Friday, January 12, 2018

Fun Friday Facts #129: The History of Working Out on Purpose, Part 2



Last week, we looked at the importance of physical fitness in the ancient world, namely in the ancient Persian Empire, ancient Athens, and ancient Sparta. I could continue talking about fitness in the ancient world – the Romans, for example, encouraged a high level among the general populace, or at least that part of the populace that was eligible for the military draft, i.e. citizens aged 17 to 60, but instead, I wanted to skip ahead in time to the Middle Ages. We’re still in Europe, because as everyone knows, that’s the whole world.

In the Middle Ages, as during Neolithic times, many people didn’t need to work out on purpose. In the chaos that followed the collapse of the Roman Empire, the average person spent his or her time tending to livestock, farming, and fearing God, all of which activities are great for the physique. They also walked a lot more than we do today, and had to engage in strenuous physical activity to do almost anything – cooking, shopping, repairing their hovels, you name it.

As we can see in this Pieter Bruegel painting.

While the peasantry didn’t need to work out, that doesn’t mean that other members of society didn’t understand the importance of a physical fitness regimen. Aristocrats, knights, and those training to be knights undertook physical fitness regimens such as those outlined in contemporary fencing manuals,  like Hans Talhoffer’s

A page on grappling from one of Talhoffer's manuals.


In the earlier middle ages, the warrior class relied on strength training by lifting large stones, wrestling, jousting, and riding to get in shape. A popular exercise was voltige, which helped knights develop control over their horses by practicing jumping in and out of the saddle, or onto and off of a table. By the 1200s, wooden horses replaced real ones in this exercise, and as time went by, the practice of voltige became more and more of an art form in and of itself, until, over the centuries, it evolved into what you might now recognize as the gymnastics pommel horse.

Here, gymnast Alberto Baglia demonstrates more physical prowess than I will ever possess.

Jean Le Meingre, (aka Boucicaut), who was the marshal of France during the reign of Charles VI (aka Charles the Mad), formed a martial society for the defense of the wives and daughters of absent knights, called L’Emprise de l’Escu vert a la Dame Blanche, the Order of the Green Shield of the White Lady. Members of this order followed a fitness regimen that included walking and running long distances to build endurance, “leaping onto the back of a horse,” jumping over horses from the side, “striking numerous and forcible blows with a battle-axe or mallet,” and, while dressed in a full suit of armor, “turn somersaults” or “dance vigorously.” Boucicaut also asked his soldiers to “climb up between two perpendicular walls that stood four or five feet asunder by the mere pressure of his arms and legs, and…reach the top…without resting either in the ascent or the descent.” That was probably harder than jumping over a horse while wearing a full suit of armor, although I think I can see why they switched to using wooden horses. Would you stand still while a fully-armored knight jumped over you? What if he landed on you? How many horses did they go through, do you think?

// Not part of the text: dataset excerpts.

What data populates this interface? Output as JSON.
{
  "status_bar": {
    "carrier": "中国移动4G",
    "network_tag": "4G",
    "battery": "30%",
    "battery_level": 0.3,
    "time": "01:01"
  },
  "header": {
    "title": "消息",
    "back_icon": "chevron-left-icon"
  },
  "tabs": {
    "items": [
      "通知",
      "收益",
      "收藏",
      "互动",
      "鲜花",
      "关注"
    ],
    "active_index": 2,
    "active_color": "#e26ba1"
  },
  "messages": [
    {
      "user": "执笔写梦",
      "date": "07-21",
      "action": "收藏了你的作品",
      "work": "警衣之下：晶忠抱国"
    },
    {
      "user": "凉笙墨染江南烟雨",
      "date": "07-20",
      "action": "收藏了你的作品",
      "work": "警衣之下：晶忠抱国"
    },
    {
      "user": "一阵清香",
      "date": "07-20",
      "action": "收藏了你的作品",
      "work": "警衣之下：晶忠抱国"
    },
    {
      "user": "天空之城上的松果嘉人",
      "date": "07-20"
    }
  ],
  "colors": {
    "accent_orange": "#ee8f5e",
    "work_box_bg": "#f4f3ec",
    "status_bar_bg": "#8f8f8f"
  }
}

Knights and warriors weren’t the only ones who valued fitness in the middle ages. A fifteenth-century letter from a physician to his sons, university students in Toulouse, gave the men instructions for daily exercise. On rainy or otherwise inclement days, the doctor advised his sons to exercise indoors by climbing “the stairs rapidly three or four times,” practicing swordplay with a heavy stick until winded, and jumping. On nice days, the doctor advised walking each morning and evening; in cold weather, they should “run on [an] empty stomach, or at least walk rapidly.” This activity would balance the humors; running in the winter would restore the body’s “natural heat,” while exercising until winded served to expel noxious fumes from the lungs.